In fact, Mr Wingrove's seminar discussed a new, yet unrealized, standard set forth by OSHA (and JCAHO?) that would mandate all hospitals to employ a Rapid Response Team manned by one paramedic and one ER RN, to be able to respond anywhere in the hospital in a certain amount of time to respond to acute problems, including respiratory distress and cardiac arrest. I haven't heard much of it since, but the intent doesn't seem too far-fetched to me. Just think of the last time you did an interfacility transport to a Med/Surg floor.

However, some of your comments may have mis-interpreted my point, and that's my fault.

You made the comment:
"Paramedics are great when they're operating in an emergency medical system, however when medical facilities don't even exist to provide basic primary care and screening, then there simply isn't an emergency medical system in place including the hospital based services like an emergency department."

I completely agree. This is a situation we constantly run into in underdeveloped countries. In fact, right now we're working on a project in Uganda to give BLS trauma care training to Taxi-drivers and other commercial vehicle drivers. The problem is that the local "hospital" doesn't even have the capabilities to treat the injured patient if they were to be brought to the hospital.

What to do?

If you regularly check the message boards (...?), I'll be sure to keep this post updated.
In the meantime, I've attached this article from Ghana for you to look at, which basically addresses the same problem we're looking at in Uganda.


Cheers,
Jason



Joe P. said:
Jason Friesen said:
In fact, we bring an entirely new skills set to the table: prehospital practice (in which case we're often more useful than many MDs, as it were ... with all due respect).
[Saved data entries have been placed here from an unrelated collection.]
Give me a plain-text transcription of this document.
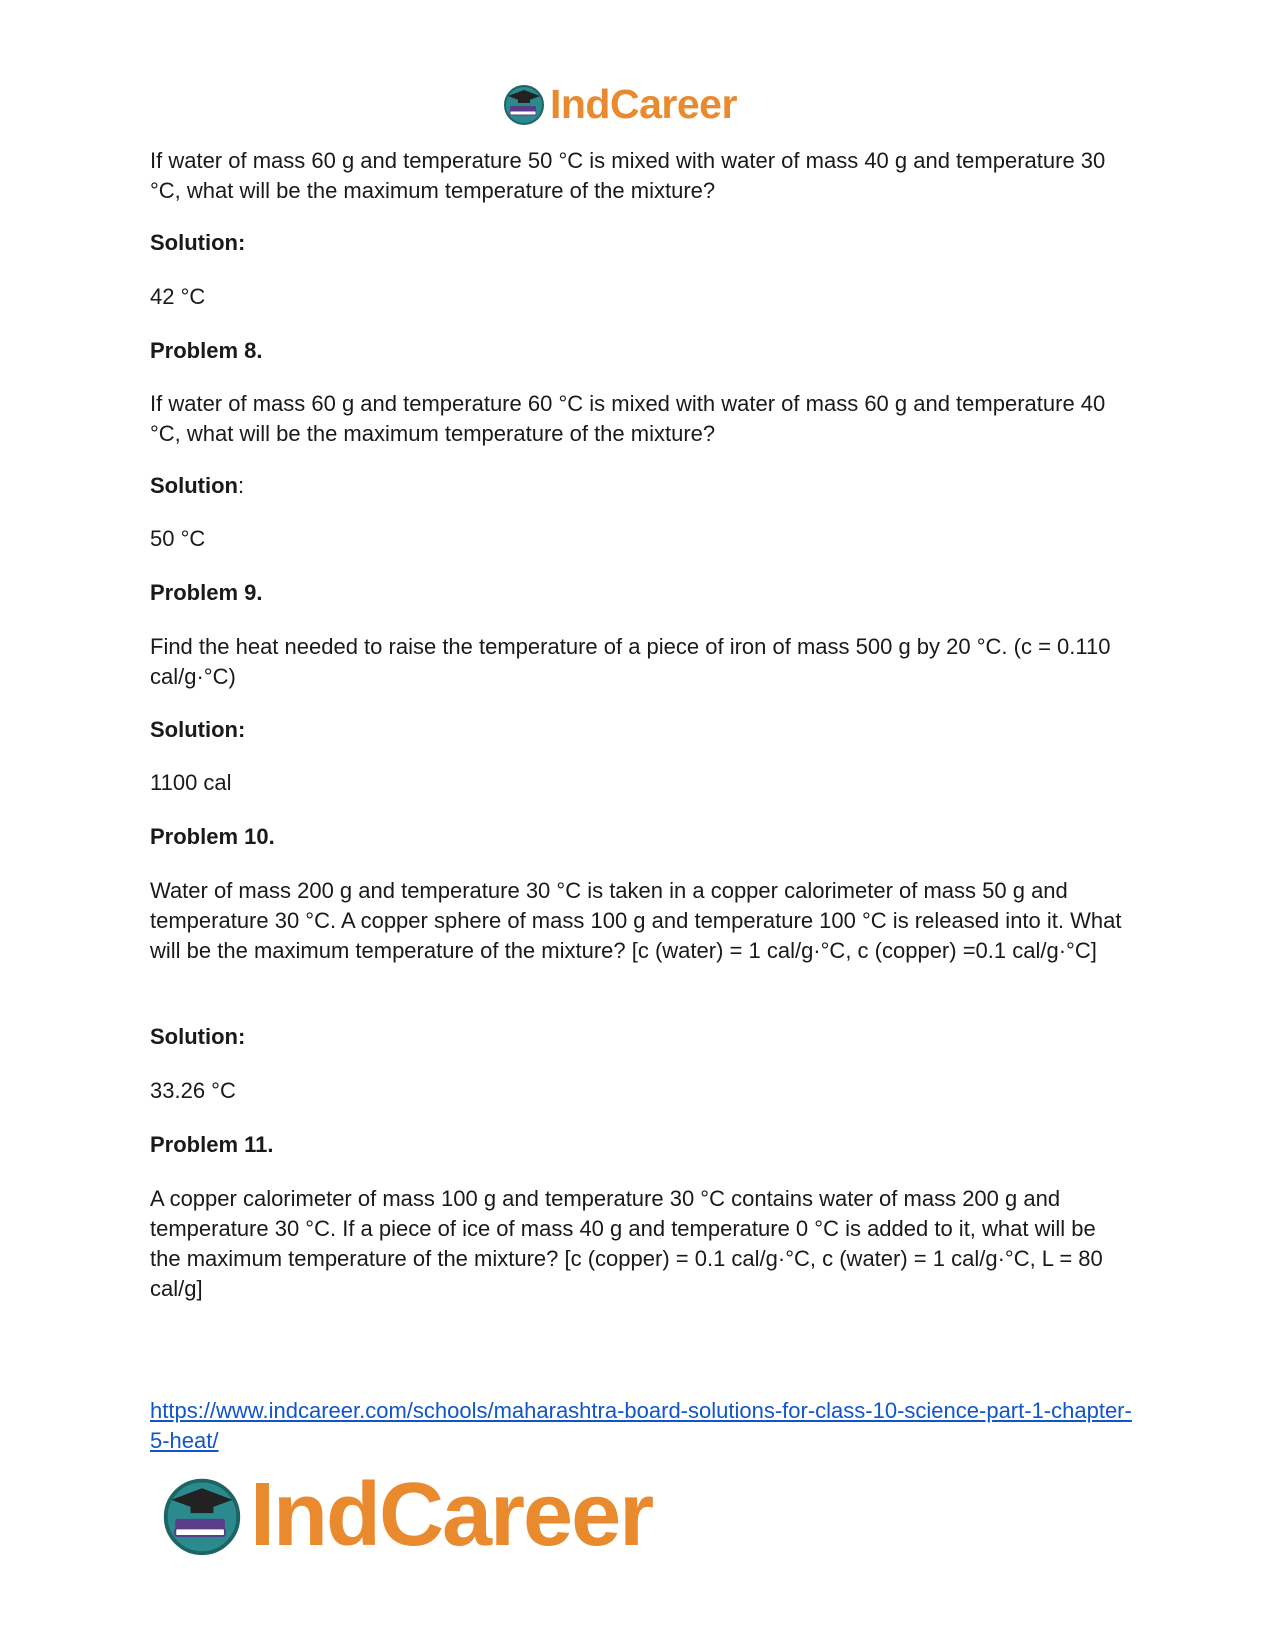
IndCareer

If water of mass 60 g and temperature 50 °C is mixed with water of mass 40 g and temperature 30 °C, what will be the maximum temperature of the mixture?

Solution:

42 °C

Problem 8.

If water of mass 60 g and temperature 60 °C is mixed with water of mass 60 g and temperature 40 °C, what will be the maximum temperature of the mixture?

Solution:

50 °C

Problem 9.

Find the heat needed to raise the temperature of a piece of iron of mass 500 g by 20 °C. (c = 0.110 cal/g·°C)

Solution:

1100 cal

Problem 10.

Water of mass 200 g and temperature 30 °C is taken in a copper calorimeter of mass 50 g and temperature 30 °C. A copper sphere of mass 100 g and temperature 100 °C is released into it. What will be the maximum temperature of the mixture? [c (water) = 1 cal/g·°C, c (copper) =0.1 cal/g·°C]

Solution:

33.26 °C

Problem 11.

A copper calorimeter of mass 100 g and temperature 30 °C contains water of mass 200 g and temperature 30 °C. If a piece of ice of mass 40 g and temperature 0 °C is added to it, what will be the maximum temperature of the mixture? [c (copper) = 0.1 cal/g·°C, c (water) = 1 cal/g·°C, L = 80 cal/g]

https://www.indcareer.com/schools/maharashtra-board-solutions-for-class-10-science-part-1-chapter-5-heat/
IndCareer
For the medical missions, what are those skills again? Paramedics aren't going to be deciding which antibiotic to prescribe. Paramedics aren't going to be fixing cleft lips any time soon. Paramedics aren't going to be doing routine health screening including deposition and treatment. What labs are you going to order, especially considering that the ability to run the labs is limited in scope and quantity. Paramedics are great when they're operating in an emergency medical system, however when medical facilities don't even exist to provide basic primary care and screening, then there simply isn't an emergency medical system in place including the hospital based services like an emergency department.
Forgive me, i forgot to upload the article. Here it is, with another related one.
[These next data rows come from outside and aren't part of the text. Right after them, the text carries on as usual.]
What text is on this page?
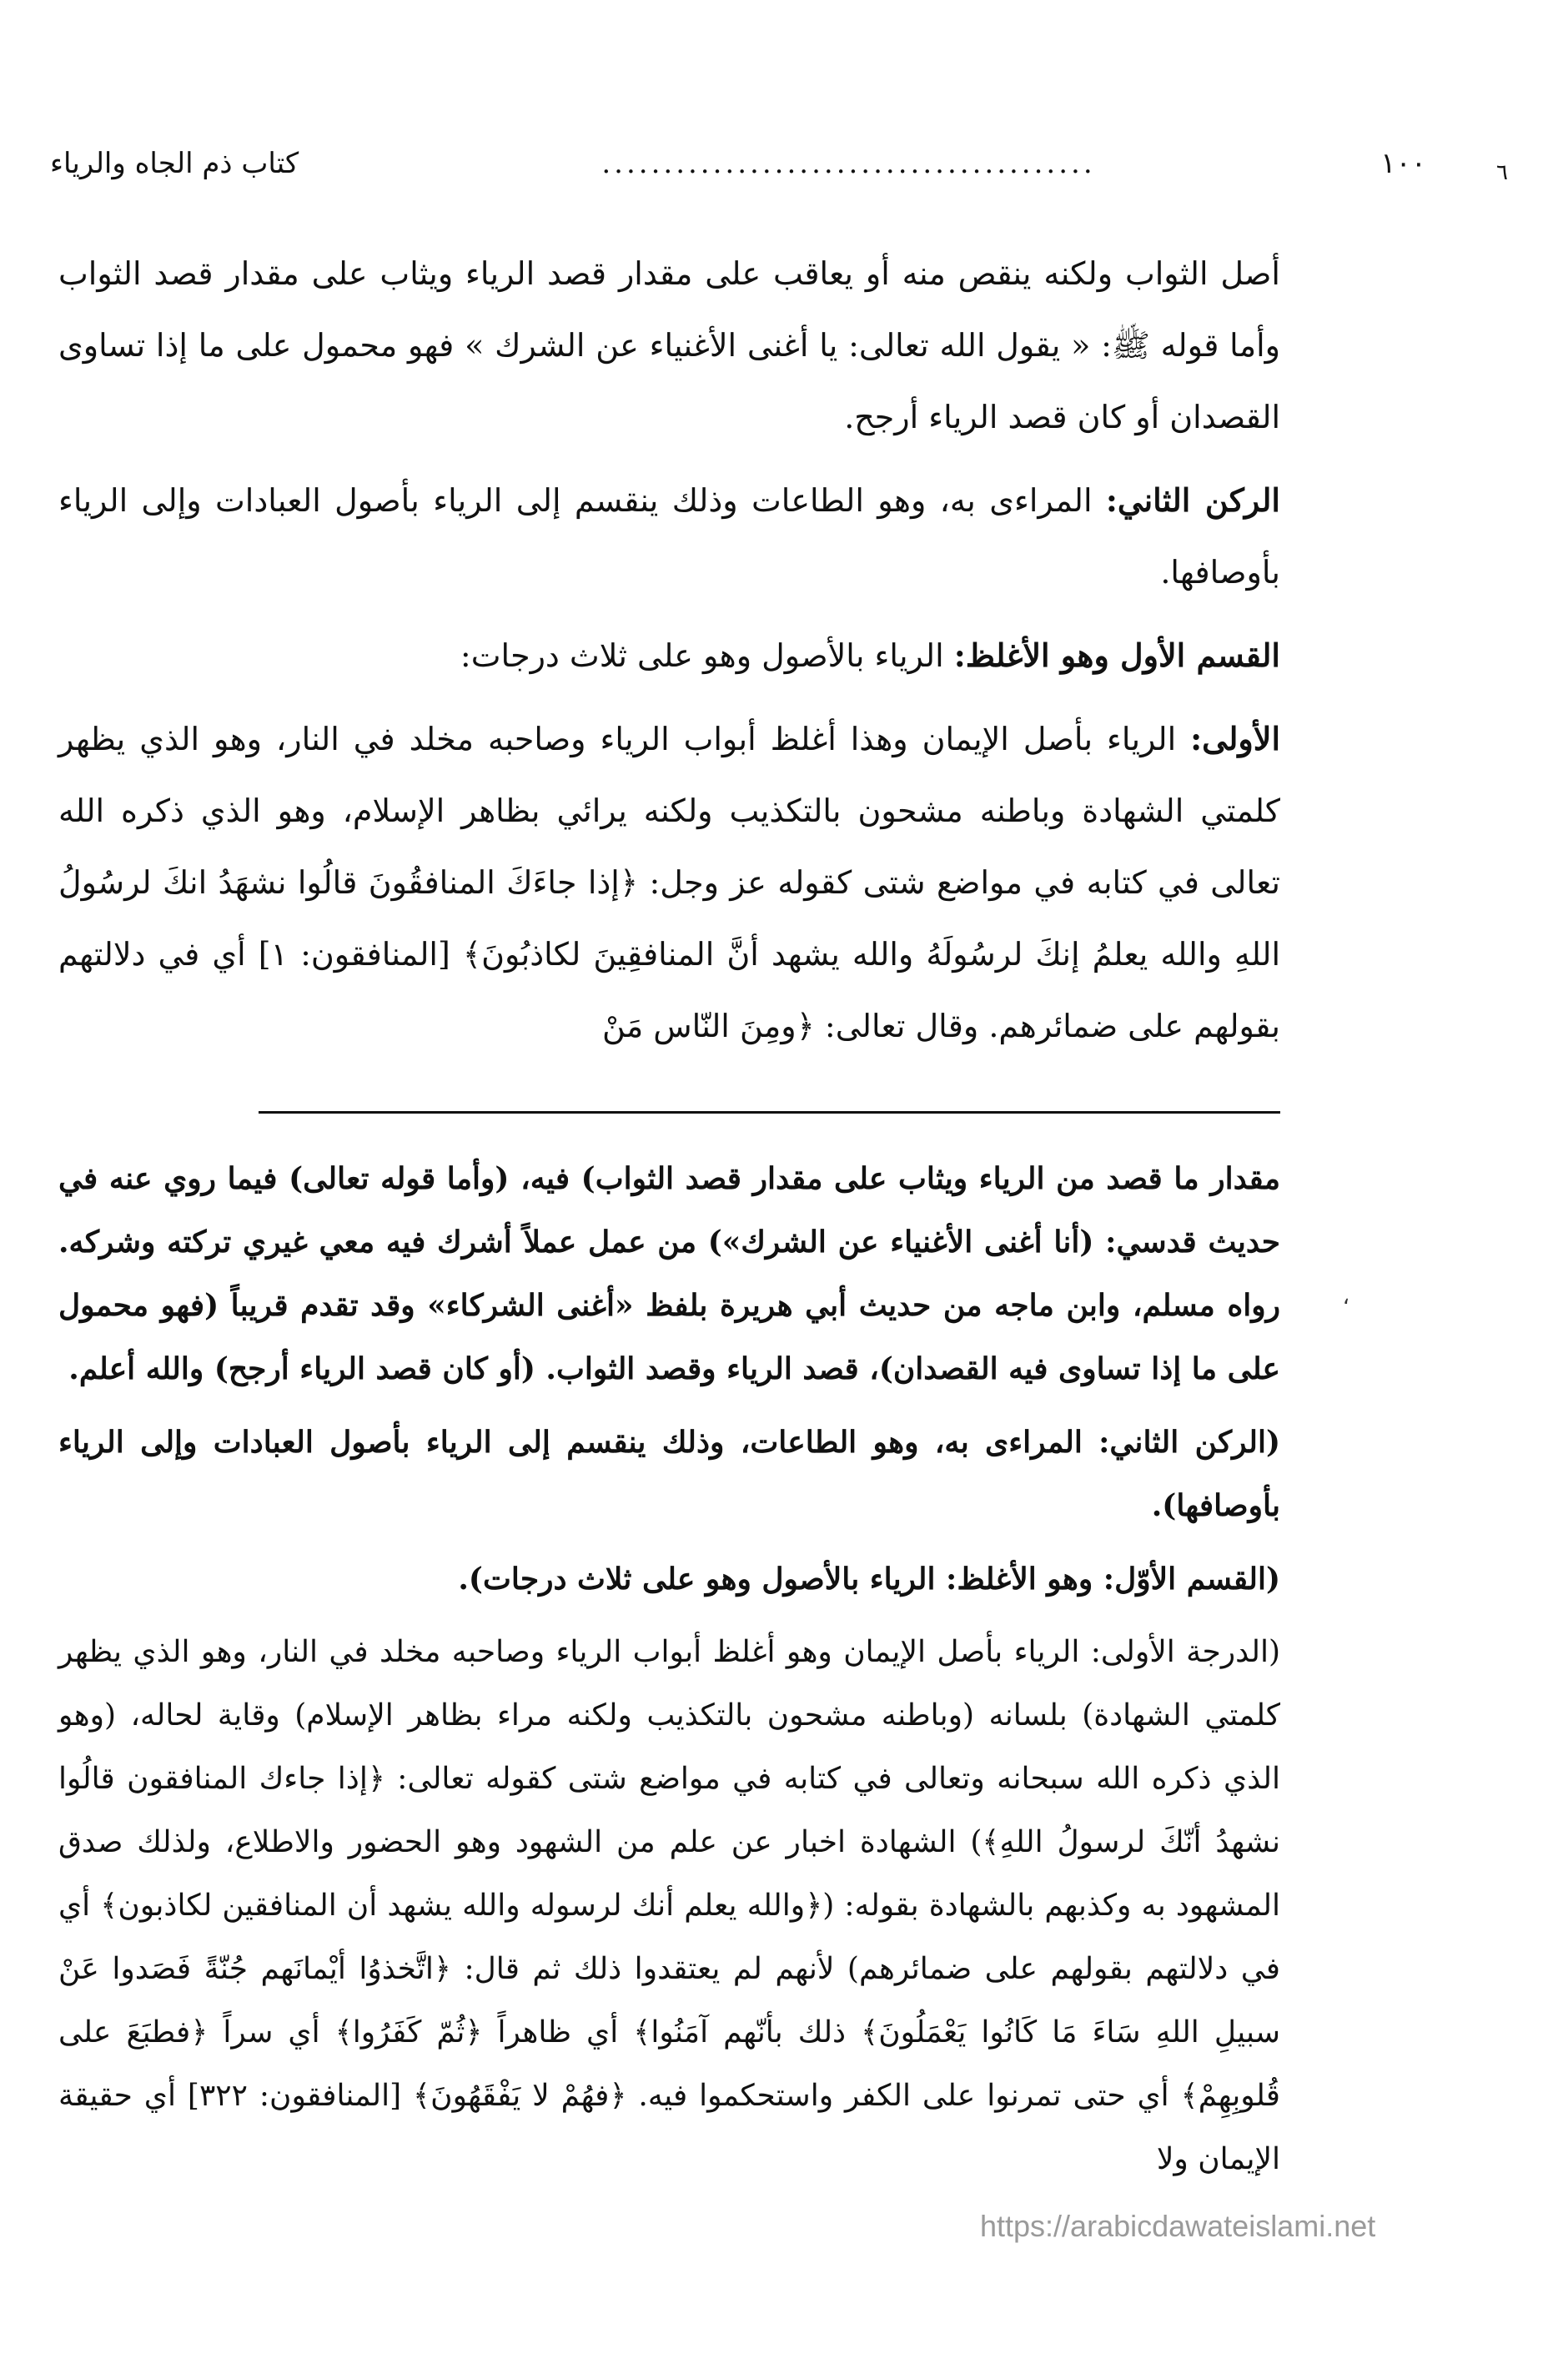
كتاب ذم الجاه والرياء	........................................	١٠٠	٦

أصل الثواب ولكنه ينقص منه أو يعاقب على مقدار قصد الرياء ويثاب على مقدار قصد الثواب وأما قوله ﷺ: « يقول الله تعالى: يا أغنى الأغنياء عن الشرك » فهو محمول على ما إذا تساوى القصدان أو كان قصد الرياء أرجح.

الركن الثاني: المراءى به، وهو الطاعات وذلك ينقسم إلى الرياء بأصول العبادات وإلى الرياء بأوصافها.

القسم الأول وهو الأغلظ: الرياء بالأصول وهو على ثلاث درجات:

الأولى: الرياء بأصل الإيمان وهذا أغلظ أبواب الرياء وصاحبه مخلد في النار، وهو الذي يظهر كلمتي الشهادة وباطنه مشحون بالتكذيب ولكنه يرائي بظاهر الإسلام، وهو الذي ذكره الله تعالى في كتابه في مواضع شتى كقوله عز وجل: ﴿إذا جاءَكَ المنافقُونَ قالُوا نشهَدُ انكَ لرسُولُ اللهِ والله يعلمُ إنكَ لرسُولَهُ والله يشهد أنَّ المنافقِينَ لكاذبُونَ﴾ [المنافقون: ١] أي في دلالتهم بقولهم على ضمائرهم. وقال تعالى: ﴿ومِنَ النّاس مَنْ

،

مقدار ما قصد من الرياء ويثاب على مقدار قصد الثواب) فيه، (وأما قوله تعالى) فيما روي عنه في حديث قدسي: (أنا أغنى الأغنياء عن الشرك») من عمل عملاً أشرك فيه معي غيري تركته وشركه. رواه مسلم، وابن ماجه من حديث أبي هريرة بلفظ «أغنى الشركاء» وقد تقدم قريباً (فهو محمول على ما إذا تساوى فيه القصدان)، قصد الرياء وقصد الثواب. (أو كان قصد الرياء أرجح) والله أعلم.

(الركن الثاني: المراءى به، وهو الطاعات، وذلك ينقسم إلى الرياء بأصول العبادات وإلى الرياء بأوصافها).

(القسم الأوّل: وهو الأغلظ: الرياء بالأصول وهو على ثلاث درجات).

(الدرجة الأولى: الرياء بأصل الإيمان وهو أغلظ أبواب الرياء وصاحبه مخلد في النار، وهو الذي يظهر كلمتي الشهادة) بلسانه (وباطنه مشحون بالتكذيب ولكنه مراء بظاهر الإسلام) وقاية لحاله، (وهو الذي ذكره الله سبحانه وتعالى في كتابه في مواضع شتى كقوله تعالى: ﴿إذا جاءك المنافقون قالُوا نشهدُ أنّكَ لرسولُ اللهِ﴾) الشهادة اخبار عن علم من الشهود وهو الحضور والاطلاع، ولذلك صدق المشهود به وكذبهم بالشهادة بقوله: (﴿والله يعلم أنك لرسوله والله يشهد أن المنافقين لكاذبون﴾ أي في دلالتهم بقولهم على ضمائرهم) لأنهم لم يعتقدوا ذلك ثم قال: ﴿اتَّخذوُا أيْمانَهم جُنّةً فَصَدوا عَنْ سبيلِ اللهِ سَاءَ مَا كَانُوا يَعْمَلُونَ﴾ ذلك بأنّهم آمَنُوا﴾ أي ظاهراً ﴿ثُمّ كَفَرُوا﴾ أي سراً ﴿فطبَعَ على قُلوبِهِمْ﴾ أي حتى تمرنوا على الكفر واستحكموا فيه. ﴿فهُمْ لا يَفْقَهُونَ﴾ [المنافقون: ٣٢٢] أي حقيقة الإيمان ولا

https://arabicdawateislami.net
Also, I found this on the Community Paramedicine program I was speaking to, which actually has greater implications than what I mentioned, and also for underdeveloped countries without any formal EMS (according to their pre-existing hospital capabilities, of course).
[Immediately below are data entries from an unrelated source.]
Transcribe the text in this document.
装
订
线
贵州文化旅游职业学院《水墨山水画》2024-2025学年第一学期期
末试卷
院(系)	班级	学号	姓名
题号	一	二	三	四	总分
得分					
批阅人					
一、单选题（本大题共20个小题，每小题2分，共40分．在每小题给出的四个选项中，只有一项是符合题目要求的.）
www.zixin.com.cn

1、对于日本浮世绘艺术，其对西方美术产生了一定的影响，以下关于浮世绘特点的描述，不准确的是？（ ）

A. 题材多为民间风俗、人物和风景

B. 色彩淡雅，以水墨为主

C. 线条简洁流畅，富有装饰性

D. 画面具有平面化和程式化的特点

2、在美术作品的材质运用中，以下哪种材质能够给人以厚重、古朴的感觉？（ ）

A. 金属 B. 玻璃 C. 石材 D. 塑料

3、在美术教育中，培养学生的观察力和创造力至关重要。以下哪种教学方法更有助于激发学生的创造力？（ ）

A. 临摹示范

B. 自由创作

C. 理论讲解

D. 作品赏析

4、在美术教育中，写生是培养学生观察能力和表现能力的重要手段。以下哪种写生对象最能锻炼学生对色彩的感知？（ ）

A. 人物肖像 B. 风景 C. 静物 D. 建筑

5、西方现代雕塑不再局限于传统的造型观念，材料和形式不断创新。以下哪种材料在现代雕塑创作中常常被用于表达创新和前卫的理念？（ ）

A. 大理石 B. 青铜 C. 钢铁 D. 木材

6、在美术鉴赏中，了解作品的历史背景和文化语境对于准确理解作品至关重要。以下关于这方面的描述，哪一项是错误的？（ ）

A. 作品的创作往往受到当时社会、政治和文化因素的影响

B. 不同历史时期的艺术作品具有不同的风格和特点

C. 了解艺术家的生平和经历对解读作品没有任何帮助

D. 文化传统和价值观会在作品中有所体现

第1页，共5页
(I was mistaken, they are talking about expanding the scope as well as the practice.)

"Defining the Second Generation Paramedic (G2P): An International Collaboration The Focus and Process of the International Roundtable on Community Paramedicine
The International Roundtable on Community Paramedicine has participants from Australia, Canada, the United Kingdom and the United States. Its mission is to promote the international exchange of information and experience related to the provision of flexible and reliable health care services to residents of rural and remote areas using novel healthcare delivery models, and to be a resource to public policy makers, system managers and others. IRCP is exploring existing and new models that expand both the scope and role of paramedics. This session is tailored to EMS, higher education and policy makers.